I recently hosted a tasting at a retail store that features a lot of wines from around the world. We were pouring the 2006 Affinity and 2006 Mt. Veeder Cabernet Sauvignon. When a customer inquired about the prices, I told him that our suggested retail is $48 for Affinity and $70 for the Mt. Veeder. After some pause, he asked, "why are your wines so expensive?"
That direct question caught me a bit off-guard. For those of us at the winery and others who are familiar with our wines, these prices seem to be very reasonable for a top-level Napa Valley Cabernet – especially when compared to others of similar quality.
So, where do I start in answering this seemingly simple question? First off, wine production is a very unique business. A well-known consultant did a study of the wine industry some time back and found that it has a capital investment requirement that is TWENTY TIMES greater than the average of all American businesses!
Think about it.
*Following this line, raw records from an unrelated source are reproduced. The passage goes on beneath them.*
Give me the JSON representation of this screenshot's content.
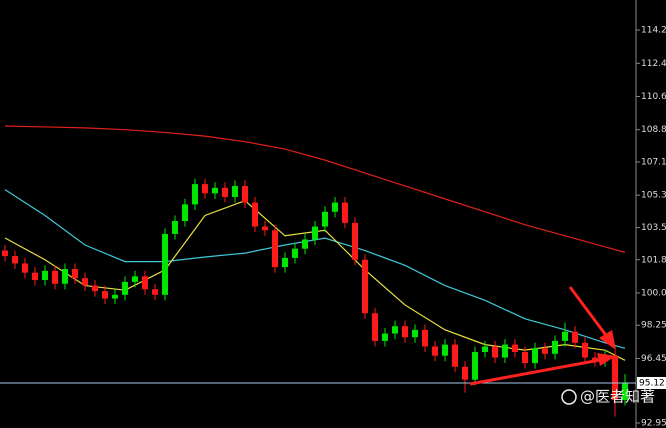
{
  "chart_data": {
    "type": "candlestick",
    "up_color": "#00e600",
    "down_color": "#ff1a1a",
    "candles": [
      [
        102.3,
        102.6,
        101.7,
        102.0
      ],
      [
        102.0,
        102.3,
        101.3,
        101.6
      ],
      [
        101.6,
        101.9,
        100.8,
        101.1
      ],
      [
        101.1,
        101.4,
        100.4,
        100.7
      ],
      [
        100.7,
        101.5,
        100.4,
        101.2
      ],
      [
        101.2,
        101.5,
        100.2,
        100.5
      ],
      [
        100.5,
        101.6,
        100.2,
        101.3
      ],
      [
        101.3,
        101.6,
        100.5,
        100.8
      ],
      [
        100.8,
        101.1,
        100.1,
        100.4
      ],
      [
        100.4,
        100.7,
        99.8,
        100.1
      ],
      [
        100.1,
        100.4,
        99.4,
        99.7
      ],
      [
        99.7,
        100.2,
        99.4,
        99.9
      ],
      [
        99.9,
        100.9,
        99.6,
        100.6
      ],
      [
        100.6,
        101.2,
        100.3,
        100.9
      ],
      [
        100.9,
        101.2,
        99.9,
        100.2
      ],
      [
        100.2,
        100.5,
        99.6,
        99.9
      ],
      [
        99.9,
        103.5,
        99.6,
        103.2
      ],
      [
        103.2,
        104.2,
        102.9,
        103.9
      ],
      [
        103.9,
        105.1,
        103.6,
        104.8
      ],
      [
        104.8,
        106.2,
        104.5,
        105.9
      ],
      [
        105.9,
        106.2,
        105.1,
        105.4
      ],
      [
        105.4,
        106.0,
        105.1,
        105.7
      ],
      [
        105.7,
        106.0,
        104.9,
        105.2
      ],
      [
        105.2,
        106.1,
        104.9,
        105.8
      ],
      [
        105.8,
        106.1,
        104.6,
        104.9
      ],
      [
        104.9,
        105.2,
        103.3,
        103.6
      ],
      [
        103.6,
        103.9,
        103.1,
        103.4
      ],
      [
        103.4,
        103.7,
        101.1,
        101.4
      ],
      [
        101.4,
        102.2,
        101.1,
        101.9
      ],
      [
        101.9,
        102.7,
        101.6,
        102.4
      ],
      [
        102.4,
        103.2,
        102.1,
        102.9
      ],
      [
        102.9,
        103.9,
        102.6,
        103.6
      ],
      [
        103.6,
        104.7,
        103.3,
        104.4
      ],
      [
        104.4,
        105.2,
        104.1,
        104.9
      ],
      [
        104.9,
        105.2,
        103.5,
        103.8
      ],
      [
        103.8,
        104.1,
        101.5,
        101.8
      ],
      [
        101.8,
        102.1,
        98.6,
        98.9
      ],
      [
        98.9,
        99.2,
        97.1,
        97.4
      ],
      [
        97.4,
        98.1,
        97.1,
        97.8
      ],
      [
        97.8,
        98.5,
        97.5,
        98.2
      ],
      [
        98.2,
        98.5,
        97.3,
        97.6
      ],
      [
        97.6,
        98.3,
        97.3,
        98.0
      ],
      [
        98.0,
        98.3,
        96.8,
        97.1
      ],
      [
        97.1,
        97.4,
        96.3,
        96.6
      ],
      [
        96.6,
        97.5,
        96.3,
        97.2
      ],
      [
        97.2,
        97.5,
        95.7,
        96.0
      ],
      [
        96.0,
        96.3,
        94.6,
        95.3
      ],
      [
        95.3,
        97.1,
        95.0,
        96.8
      ],
      [
        96.8,
        97.4,
        96.5,
        97.1
      ],
      [
        97.1,
        97.4,
        96.2,
        96.5
      ],
      [
        96.5,
        97.5,
        96.2,
        97.2
      ],
      [
        97.2,
        97.5,
        96.5,
        96.8
      ],
      [
        96.8,
        97.1,
        95.9,
        96.2
      ],
      [
        96.2,
        97.3,
        95.9,
        97.0
      ],
      [
        97.0,
        97.3,
        96.4,
        96.7
      ],
      [
        96.7,
        97.7,
        96.4,
        97.4
      ],
      [
        97.4,
        98.4,
        97.1,
        97.9
      ],
      [
        97.9,
        98.2,
        97.0,
        97.3
      ],
      [
        97.3,
        97.6,
        96.2,
        96.5
      ],
      [
        96.5,
        96.8,
        96.0,
        96.3
      ],
      [
        96.3,
        96.9,
        96.0,
        96.6
      ],
      [
        96.6,
        96.9,
        93.3,
        94.2
      ],
      [
        94.2,
        95.6,
        93.9,
        95.12
      ]
    ],
    "ma_index": [
      0,
      4,
      8,
      12,
      16,
      20,
      24,
      28,
      32,
      36,
      40,
      44,
      48,
      52,
      56,
      60,
      62
    ],
    "lines": [
      {
        "color": "#e0201a",
        "values": [
          109.05,
          109.0,
          108.95,
          108.85,
          108.7,
          108.5,
          108.2,
          107.8,
          107.2,
          106.5,
          105.8,
          105.1,
          104.4,
          103.7,
          103.1,
          102.5,
          102.2
        ]
      },
      {
        "color": "#3fc8d8",
        "values": [
          105.6,
          104.2,
          102.6,
          101.7,
          101.7,
          101.95,
          102.16,
          102.6,
          102.97,
          102.3,
          101.5,
          100.4,
          99.6,
          98.6,
          98.0,
          97.3,
          97.0
        ]
      },
      {
        "color": "#e8e040",
        "values": [
          102.98,
          101.8,
          100.4,
          100.15,
          101.25,
          104.2,
          105.0,
          103.1,
          103.4,
          101.25,
          99.35,
          98.0,
          97.2,
          96.9,
          97.2,
          96.9,
          96.35
        ]
      }
    ],
    "ylim": [
      92.68,
      115.88
    ],
    "yticks": [
      114.25,
      112.45,
      110.65,
      108.85,
      {
        "value": 107.1,
        "label": "107.10"
      },
      {
        "value": 105.3,
        "label": "105.30"
      },
      103.55,
      {
        "value": 101.8,
        "label": "101.80"
      },
      {
        "value": 100,
        "label": "100.00"
      },
      98.25,
      96.45,
      92.95
    ],
    "watermark": "@医者知著"
  }
}
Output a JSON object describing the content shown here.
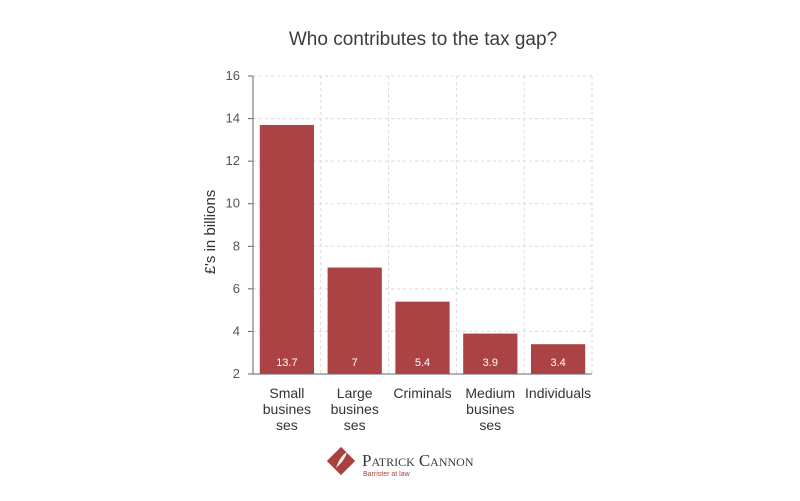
{
  "chart_data": {
    "type": "bar",
    "title": "Who contributes to the tax gap?",
    "xlabel": "",
    "ylabel": "£'s in billions",
    "categories": [
      [
        "Small",
        "busines",
        "ses"
      ],
      [
        "Large",
        "busines",
        "ses"
      ],
      [
        "Criminals"
      ],
      [
        "Medium",
        "busines",
        "ses"
      ],
      [
        "Individuals"
      ]
    ],
    "values": [
      13.7,
      7,
      5.4,
      3.9,
      3.4
    ],
    "data_labels": [
      "13.7",
      "7",
      "5.4",
      "3.9",
      "3.4"
    ],
    "ylim": [
      2,
      16
    ],
    "yticks": [
      2,
      4,
      6,
      8,
      10,
      12,
      14,
      16
    ],
    "grid": true,
    "bar_color": "#ab4345"
  },
  "branding": {
    "name": "Patrick Cannon",
    "tagline": "Barrister at law",
    "logo_color": "#a8403c"
  }
}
If you buy a very expensive parcel of Napa Valley land and invest in all of the approvals and improvements to plant a first-class vineyard, you then must wait 3 years to get a small crop, and 5 years to reach full grape production. That’s a lot of money going out before any starts coming in!
Then, assuming that you are making Cabernet Sauvignon, you invest for an additional 3 years in production, barrels, and aging before the wine is ready to be released for sale. That’s another 3 years of cash outlay before you see a dollar back.
Also, wine differs from other beverages in two important ways.
1. The ingredient cost per bottle of beer, soft drinks, hard liquor or, of course, water is very low – often less than pennies per bottle. In contrast, wine has a much greater ingredient cost, based on the investment necessary to grow the best wine grapes possible and to make those grapes into excellent quality wine.
2. Other beverages are formula products. Once the formula is established (like the closely guarded ingredients for Coca Cola), the producer simply follows the recipe, year after year. Wine is an agriculturally based product, with each vintage year creating differences in the grapes from which the wine is made. This adds a risk factor for both the quantity and quality of production, year-to-year.
Finally, there is our commitment to the highest standards for our wines. This is not a meaningless marketing slogan. Such a commitment requires acceptance of the substantially higher investments in farming and production associated with achieving that level of quality.
For example, our Howell Mountain, Mt. Veeder and Spring Mountain Cabernets are more costly to produce due to the added expense of planting and farming vineyards on steeper hillside terrain. Factor into this economic equation the fact that annual grape yields are only about 65% of what is generated in vineyards on the Valley floor and you have a very high cost per ton – but the quality is fantastic!
In the winery, “big ticket” items such as hundreds of expensive French oak barrels (used for only 2 vintages), sorting tables, special tanks, and other winemaking equipment are essential for crafting an exceptional Cabernet. And, of course, all of this outlay would be meaningless without the creativity and skill of a top-flight winemaker and winery team to work their “magic”.
From the time I started making our wines in 1992, I have always been determined that they represent a good value, despite all the farming and production costs involved. When wine reviewer Robert Parker recently described our Affinity as a “steal for a great Napa Valley Cabernet”, he was acknowledging all that goes into a bottle of fine wine.